Plaintiff filed suit against Defendant and John Does Nos. 1–10, alleging claims under the FDCPA, the Maryland Consumer Debt Collection Act, and for invasion of privacy under Maryland law. Plaintiff served only Defendant, and alleged that John Doe Nos. 1–10 were individual collectors employed by Defendant that would be named once their identities were disclosed through discovery. Plaintiff amended its complaint to dismiss her claims under Maryland law, leaving only her FDCPA claims against Defendant. In particular, Plaintiff alleged that Defendant violated 15 U.S.C. 1692d(2) & (5), e(8), g(a). Defendant moved to dismiss Plaintiff’s FDCPA claims pursuant to FED. R. CIV. PROC. 12(b)(6), for failure to state of claim upon which relief could be granted.

The Court granted Defendant’s motion because Plaintiff failed to plead her action under the Supreme Court’s Twombly-Iqbal standard. Acknowledging that that the Supreme Court’s decisions in Twombly and Iqbal require civil claims to be alleged with greater specificity than had previously been required, the Court observed that the Twombly-Iqbal standard required a plaintiff to allege a plausible claim for relief.Essentially, the Court found that it must “draw on its judicial experience and common sense” when evaluating a pleader’s claim for relief.Quander v. Hillcrest, Davidson, and Associates LLC, No. 12-1932, slip op. at 5 (D. Md. Dec. 27, 2012) (internal quotation omitted). The Court examined each of Plaintiff’s alleged claims for relief in turn, and found that each claim failed to allege facts that would permit the Court to draw a reasonable inference that Defendant was liable under the FDCPA.

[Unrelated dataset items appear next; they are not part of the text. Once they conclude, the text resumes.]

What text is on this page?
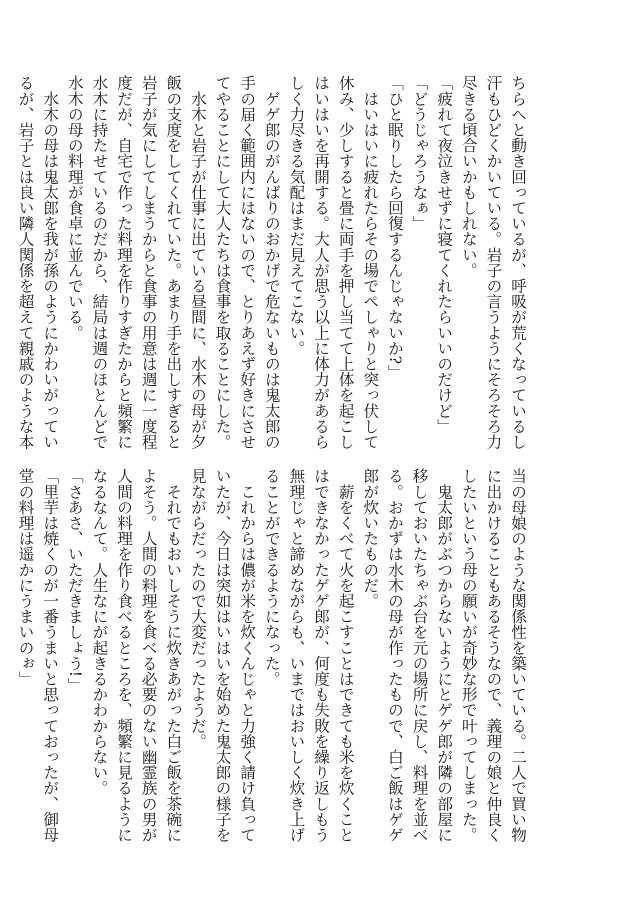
ちらへと動き回っているが、呼吸が荒くなっているし
汗もひどくかいている。岩子の言うようにそろそろ力
尽きる頃合いかもしれない。
「疲れて夜泣きせずに寝てくれたらいいのだけど」
「どうじゃろうなぁ」
「ひと眠りしたら回復するんじゃないか?」
　はいはいに疲れたらその場でぺしゃりと突っ伏して
休み、少しすると畳に両手を押し当てて上体を起こし
はいはいを再開する。大人が思う以上に体力があるら
しく力尽きる気配はまだ見えてこない。
　ゲゲ郎のがんばりのおかげで危ないものは鬼太郎の
手の届く範囲内にはないので、とりあえず好きにさせ
てやることにして大人たちは食事を取ることにした。
　水木と岩子が仕事に出ている昼間に、水木の母が夕
飯の支度をしてくれていた。あまり手を出しすぎると
岩子が気にしてしまうからと食事の用意は週に一度程
度だが、自宅で作った料理を作りすぎたからと頻繁に
水木に持たせているのだから、結局は週のほとんどで
水木の母の料理が食卓に並んでいる。
　水木の母は鬼太郎を我が孫のようにかわいがってい
るが、岩子とは良い隣人関係を超えて親戚のような本
当の母娘のような関係性を築いている。二人で買い物
に出かけることもあるそうなので、義理の娘と仲良く
したいという母の願いが奇妙な形で叶ってしまった。
　鬼太郎がぶつからないようにとゲゲ郎が隣の部屋に
移しておいたちゃぶ台を元の場所に戻し、料理を並べ
る。おかずは水木の母が作ったもので、白ご飯はゲゲ
郎が炊いたものだ。
　薪をくべて火を起こすことはできても米を炊くこと
はできなかったゲゲ郎が、何度も失敗を繰り返しもう
無理じゃと諦めながらも、いまではおいしく炊き上げ
ることができるようになった。
　これからは儂が米を炊くんじゃと力強く請け負って
いたが、今日は突如はいはいを始めた鬼太郎の様子を
見ながらだったので大変だったようだ。
　それでもおいしそうに炊きあがった白ご飯を茶碗に
よそう。人間の料理を食べる必要のない幽霊族の男が
人間の料理を作り食べるところを、頻繁に見るように
なるなんて。人生なにが起きるかわからない。
「さあさ、いただきましょう!」
「里芋は焼くのが一番うまいと思っておったが、御母
堂の料理は遥かにうまいのぉ」
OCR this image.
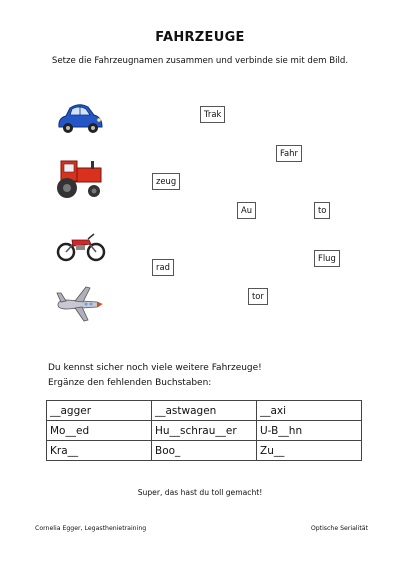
FAHRZEUGE
Setze die Fahrzeugnamen zusammen und verbinde sie mit dem Bild.
Trak
Fahr
zeug
Au	to
Flug
rad
tor
Du kennst sicher noch viele weitere Fahrzeuge!
Ergänze den fehlenden Buchstaben:
__agger	__astwagen	__axi
Mo__ed	Hu__schrau__er	U-B__hn
Kra__	Boo_	Zu__
Super, das hast du toll gemacht!
Cornelia Egger, Legasthenietraining	Optische Serialität
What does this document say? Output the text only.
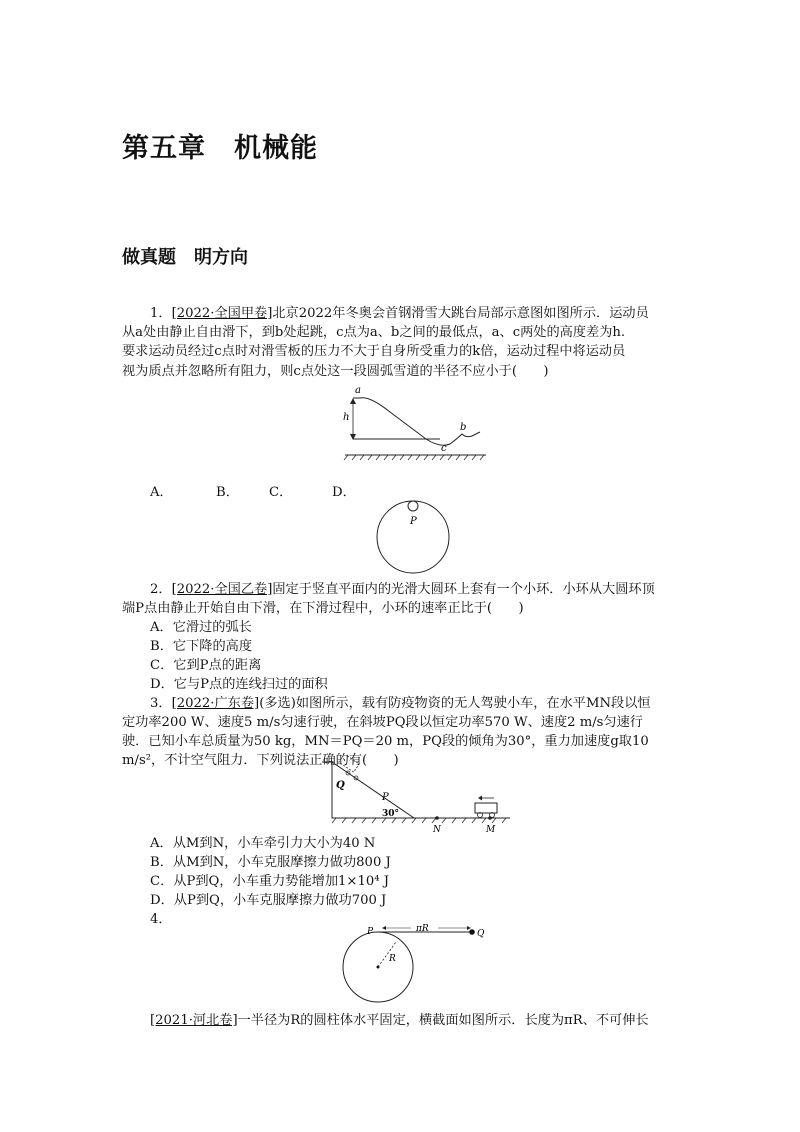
第五章　机械能
做真题　明方向
1．[2022·全国甲卷]北京2022年冬奥会首钢滑雪大跳台局部示意图如图所示．运动员
从a处由静止自由滑下，到b处起跳，c点为a、b之间的最低点，a、c两处的高度差为h.
要求运动员经过c点时对滑雪板的压力不大于自身所受重力的k倍，运动过程中将运动员
视为质点并忽略所有阻力，则c点处这一段圆弧雪道的半径不应小于(　　)
a
h
b
c
A．	B． C．	D．
P
2．[2022·全国乙卷]固定于竖直平面内的光滑大圆环上套有一个小环．小环从大圆环顶
端P点由静止开始自由下滑，在下滑过程中，小环的速率正比于(　　)
A．它滑过的弧长
B．它下降的高度
C．它到P点的距离
D．它与P点的连线扫过的面积
3．[2022·广东卷](多选)如图所示，载有防疫物资的无人驾驶小车，在水平MN段以恒
定功率200 W、速度5 m/s匀速行驶，在斜坡PQ段以恒定功率570 W、速度2 m/s匀速行
驶．已知小车总质量为50 kg，MN＝PQ＝20 m，PQ段的倾角为30°，重力加速度g取10
m/s²，不计空气阻力．下列说法正确的有(　　)
Q
P
30°
N	M
A．从M到N，小车牵引力大小为40 N
B．从M到N，小车克服摩擦力做功800 J
C．从P到Q，小车重力势能增加1×10⁴ J
D．从P到Q，小车克服摩擦力做功700 J
4．
P	πR	Q
R
[2021·河北卷]一半径为R的圆柱体水平固定，横截面如图所示．长度为πR、不可伸长
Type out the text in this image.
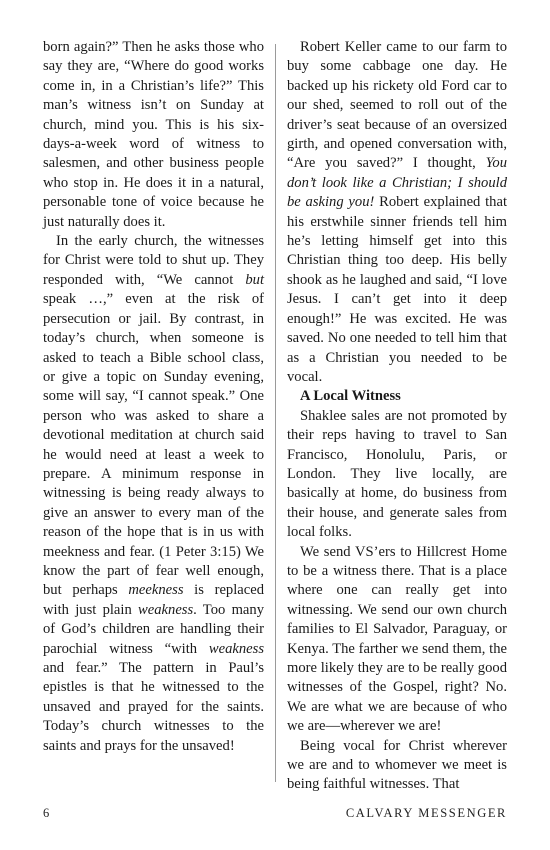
born again?” Then he asks those who say they are, “Where do good works come in, in a Christian’s life?” This man’s witness isn’t on Sunday at church, mind you. This is his six-days-a-week word of witness to salesmen, and other business people who stop in. He does it in a natural, personable tone of voice because he just naturally does it.

In the early church, the witnesses for Christ were told to shut up. They responded with, “We cannot but speak …,” even at the risk of persecution or jail. By contrast, in today’s church, when someone is asked to teach a Bible school class, or give a topic on Sunday evening, some will say, “I cannot speak.” One person who was asked to share a devotional meditation at church said he would need at least a week to prepare. A minimum response in witnessing is being ready always to give an answer to every man of the reason of the hope that is in us with meekness and fear. (1 Peter 3:15) We know the part of fear well enough, but perhaps meekness is replaced with just plain weakness. Too many of God’s children are handling their parochial witness “with weakness and fear.” The pattern in Paul’s epistles is that he witnessed to the unsaved and prayed for the saints. Today’s church witnesses to the saints and prays for the unsaved!

Robert Keller came to our farm to buy some cabbage one day. He backed up his rickety old Ford car to our shed, seemed to roll out of the driver’s seat because of an oversized girth, and opened conversation with, “Are you saved?” I thought, You don’t look like a Christian; I should be asking you! Robert explained that his erstwhile sinner friends tell him he’s letting himself get into this Christian thing too deep. His belly shook as he laughed and said, “I love Jesus. I can’t get into it deep enough!” He was excited. He was saved. No one needed to tell him that as a Christian you needed to be vocal.

A Local Witness

Shaklee sales are not promoted by their reps having to travel to San Francisco, Honolulu, Paris, or London. They live locally, are basically at home, do business from their house, and generate sales from local folks.

We send VS’ers to Hillcrest Home to be a witness there. That is a place where one can really get into witnessing. We send our own church families to El Salvador, Paraguay, or Kenya. The farther we send them, the more likely they are to be really good witnesses of the Gospel, right? No. We are what we are because of who we are—wherever we are!

Being vocal for Christ wherever we are and to whomever we meet is being faithful witnesses. That

6	CALVARY MESSENGER
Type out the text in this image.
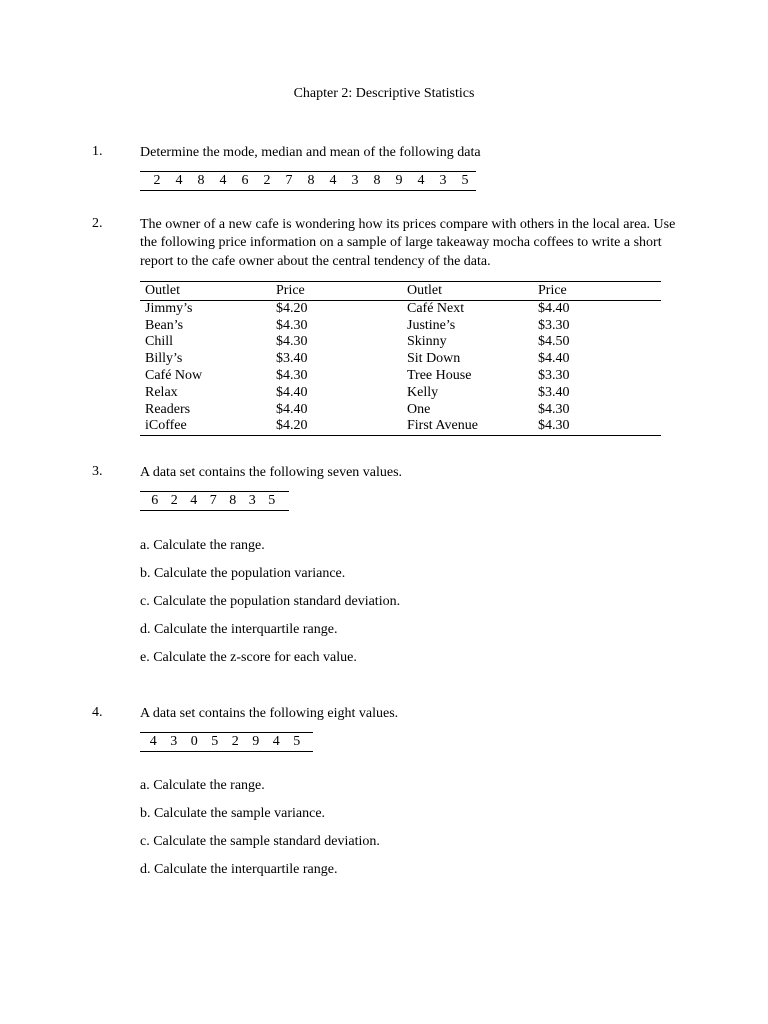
Chapter 2: Descriptive Statistics
1.	Determine the mode, median and mean of the following data
2	4	8	4	6	2	7	8	4	3	8	9	4	3	5
2.	The owner of a new cafe is wondering how its prices compare with others in the local area. Use the following price information on a sample of large takeaway mocha coffees to write a short report to the cafe owner about the central tendency of the data.
Outlet	Price	Outlet	Price
Jimmy’s	$4.20	Café Next	$4.40
Bean’s	$4.30	Justine’s	$3.30
Chill	$4.30	Skinny	$4.50
Billy’s	$3.40	Sit Down	$4.40
Café Now	$4.30	Tree House	$3.30
Relax	$4.40	Kelly	$3.40
Readers	$4.40	One	$4.30
iCoffee	$4.20	First Avenue	$4.30
3.	A data set contains the following seven values.
6 2 4 7 8 3 5
a. Calculate the range.
b. Calculate the population variance.
c. Calculate the population standard deviation.
d. Calculate the interquartile range.
e. Calculate the z-score for each value.
4.	A data set contains the following eight values.
4 3 0 5 2 9 4 5
a. Calculate the range.
b. Calculate the sample variance.
c. Calculate the sample standard deviation.
d. Calculate the interquartile range.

First, the Court examined Plaintiff’s claim under §1692d that Defendant engaged in harassment by using obscene or profane language and telephoning Plaintiff with the intent to annoy, abuse, or harass her. The Court held that Plaintiff’s claim was conclusory, and that Plaintiff simply failed to allege any facts that would constitute profane language or intent to annoy; using a “loud and aggressive tone” was insufficient grounds for relief as a matter of law. Second, the Court found that Plaintiff failed to state an actionable claim under 1692e(8), which prohibits debt collectors from engaging in threatening or false communication. Specifically, Plaintiff alleged that Defendant’s employee misrepresented the number of years Plaintiff’s debt would remain on her credit report. The Court found that the employee’s statement was not false, but likely a restatement of the applicable law. Last, Plaintiff alleged that Defendant failed to send a letter to Plaintiff within five (5) days of its initial contact with her, as was required under §1692g(a). According to Plaintiff, a copy of Defendant’s letter was never received, and must have been created just for this litigation. The Court found that Plaintiff’s “bold contention that Defendants intentionally fabricated the July 7, 2011 letter filed with this Court is not only more than speculative—it is absolutely unsubstantiated.” Id. at 9. Therefore, Plaintiff failed to allege that Defendant engaged in an act or omission prohibited by the FDCPA under the Twombly-Iqbal standard, and the Court dismissed Plaintiff’s claims without prejudice.